The plot here isn't breaking new ground, but the music is divine.  The film is early in Kelly's career, and is marked as the first of his films to have some of his choreography & direction (which to that point with MGM he hadn't been able to impose onto his films).  As a result, we get some of the astonishing precision of Kelly's best musicals coming out in full-force here, from the joy of "Make Way for Tomorrow" to the hilariously cheeky "Poor John" to the soaring "Long Ago (and Far Away)."  It's hard not to see a lot of Singin' in the Rain in some of the choreography, particularly comparing "Good Mornin'" to "Make Way for Tomorrow" and "Cover Girl" to "Beautiful Girl" from the movie, and I'm surprised that Google didn't show more similarities between the two when I did a search.  Perhaps Cover Girl isn't as discussed today to make that connection?

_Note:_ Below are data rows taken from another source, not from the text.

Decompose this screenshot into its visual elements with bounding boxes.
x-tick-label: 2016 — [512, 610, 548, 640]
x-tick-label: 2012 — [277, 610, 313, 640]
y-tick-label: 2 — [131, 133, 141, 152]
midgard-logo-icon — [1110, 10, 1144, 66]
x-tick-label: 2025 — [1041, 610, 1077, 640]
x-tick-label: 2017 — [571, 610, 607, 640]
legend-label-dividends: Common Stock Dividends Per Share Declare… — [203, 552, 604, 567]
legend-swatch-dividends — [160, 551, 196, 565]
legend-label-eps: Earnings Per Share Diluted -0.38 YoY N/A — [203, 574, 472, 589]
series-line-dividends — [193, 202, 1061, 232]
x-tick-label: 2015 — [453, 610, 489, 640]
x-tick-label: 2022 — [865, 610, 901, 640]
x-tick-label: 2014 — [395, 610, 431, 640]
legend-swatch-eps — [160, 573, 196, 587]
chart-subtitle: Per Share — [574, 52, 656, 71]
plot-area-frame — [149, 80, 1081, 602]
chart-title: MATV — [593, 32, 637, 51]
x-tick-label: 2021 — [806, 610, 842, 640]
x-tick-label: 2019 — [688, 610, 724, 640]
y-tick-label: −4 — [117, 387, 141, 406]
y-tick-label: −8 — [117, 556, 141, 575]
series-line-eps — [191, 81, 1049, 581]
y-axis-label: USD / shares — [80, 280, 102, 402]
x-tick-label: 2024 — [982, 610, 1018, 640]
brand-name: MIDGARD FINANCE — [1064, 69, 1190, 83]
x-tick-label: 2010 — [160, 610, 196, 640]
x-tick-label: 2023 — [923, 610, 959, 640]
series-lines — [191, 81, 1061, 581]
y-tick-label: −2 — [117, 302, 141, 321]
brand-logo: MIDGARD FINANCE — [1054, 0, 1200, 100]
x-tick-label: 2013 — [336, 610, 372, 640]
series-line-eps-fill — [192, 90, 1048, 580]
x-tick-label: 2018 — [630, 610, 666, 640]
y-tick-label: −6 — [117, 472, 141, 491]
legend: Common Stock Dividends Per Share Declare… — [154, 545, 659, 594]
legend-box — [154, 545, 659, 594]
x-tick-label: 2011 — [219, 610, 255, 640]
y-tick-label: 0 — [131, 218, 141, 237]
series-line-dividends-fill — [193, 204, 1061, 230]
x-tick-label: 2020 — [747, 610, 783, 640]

Either way, this is a gem.  Eve Arden practically steals the whole movie as a wisecracking assistant to Kruger's boss, and Hayworth has never looked so glamorous.  The film's plot doesn't always make sense, but the production design is so splendid you won't care.  The film won five Oscar nominations, and deserved them all.  The score is light and winning, the sound work excellent (particularly considering how well they do to make Hayworth's lip-syncing feel natural), and the lighting is delicious, the shadow work in "Long Ago" being a particular highlight.  Hayworth would weirdly find herself steering further away from musicals shortly after this, moving into drama and noir (our final two pictures from her this month will focus on this period of her career), but for those who only think of Hayworth from Gilda and The Lady from Shanghai, it's kind of bliss to watch her be so genuinely happy in a picture like Cover Girl.